Being a whiskey reviewer has its perks. Every so often, I'll get a sample of some random whiskey from friends who ask me to review it. I get a kick out of it, not only because it is a nice gesture, but also because it helps me discover new things which, in turn, I can share with you.
In this case, the friend sent me four samples for review. Each of them is from his favorite, local store and wants to know my opinion on their barrel selection ability. I'm perfectly happy to do this, with the same understanding that these are honest reviews with no strings attached.
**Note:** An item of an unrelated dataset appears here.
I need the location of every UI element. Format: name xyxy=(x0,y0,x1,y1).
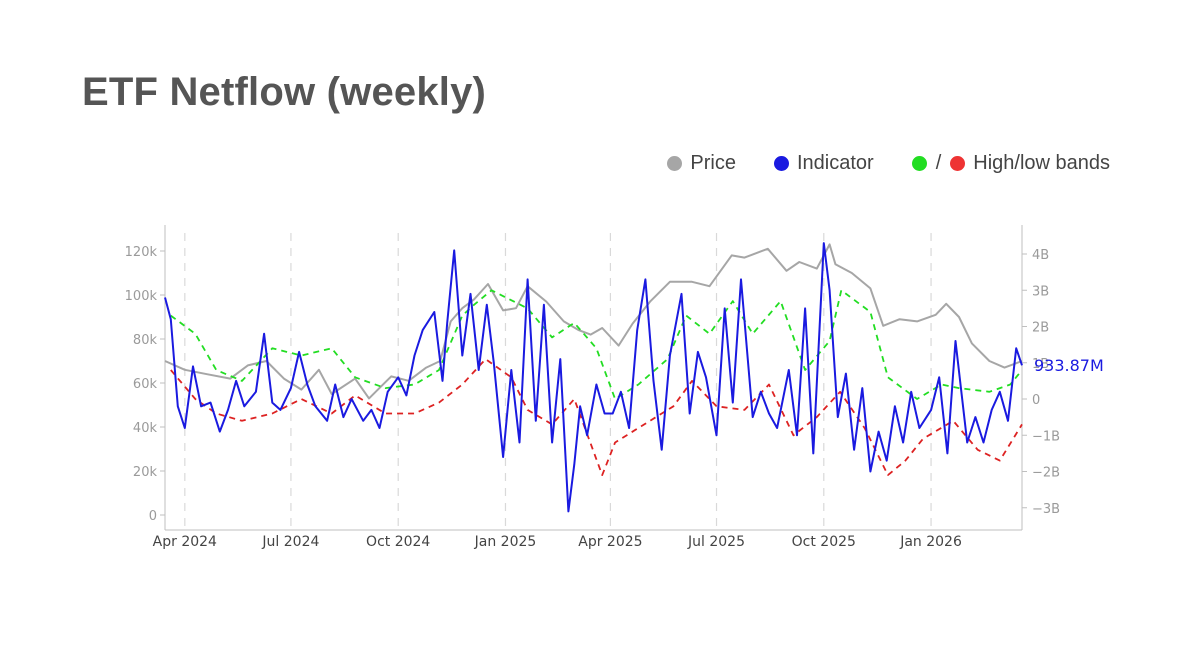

In this case, the store in question is DeVine Liquor, which has locations in River Falls and Menomonie, WI and the first of four samples is an Old Weller Antique pick called Gold Vine Antique.
In this instance, I don't know the price and for the purpose of this review, it really doesn't matter. On Old Weller Antique, assuming the store is being fair, retail would be $35-$60, depending on where and when (because Buffalo Trace enacted a price increase mid-2019). What I can tell you is Old Weller Antique is always bottled at 107°, it is a wheater (meaning the mashbill's second-largest ingredient is wheat instead of rye). This particular version is non-chill filtered, which some folks believe leads to a more flavorful whiskey.
In my Glencairn glass, Gold Vine Antique presented as a clear, deep copper. It left a medium-thick rim on the wall that just stuck there. Fat droplets formed, but they also didn't seem to go anywhere, even waiting several minutes before they started crawling.
Aromas of cherry and oak started the nosing process. Then, a mixture of orange citrus and honeysuckle took over. When I inhaled through my lips, thick, sweet caramel rolled across my palate.
At first sip, Gold Vine Antique had a thin and oily mouthfeel. It coated my entire mouth. Vanilla and dry oak flavors were at the front. Those phased to cocoa and white chocolate. Then, on the back, it became a lovely mix of caramel and cinnamon.
The medium-length finish consisted of cherry and toasted oak. The cherry wandered off, leaving the toasted oak behind.
Bottle, Bar or Bust: A few things need to be said. Old Weller Antique and, especially store picks of it, typically disappear off the shelf before they're even settled in. Moreover, this series is more a judgment on DeVine's barrel selection ability. But, Gold Vine Antique is a wonderful representation of Old Weller Antique and far as Round One goes, I'm impressed. If you happen to stumble upon a bottle, grab it. Cheers!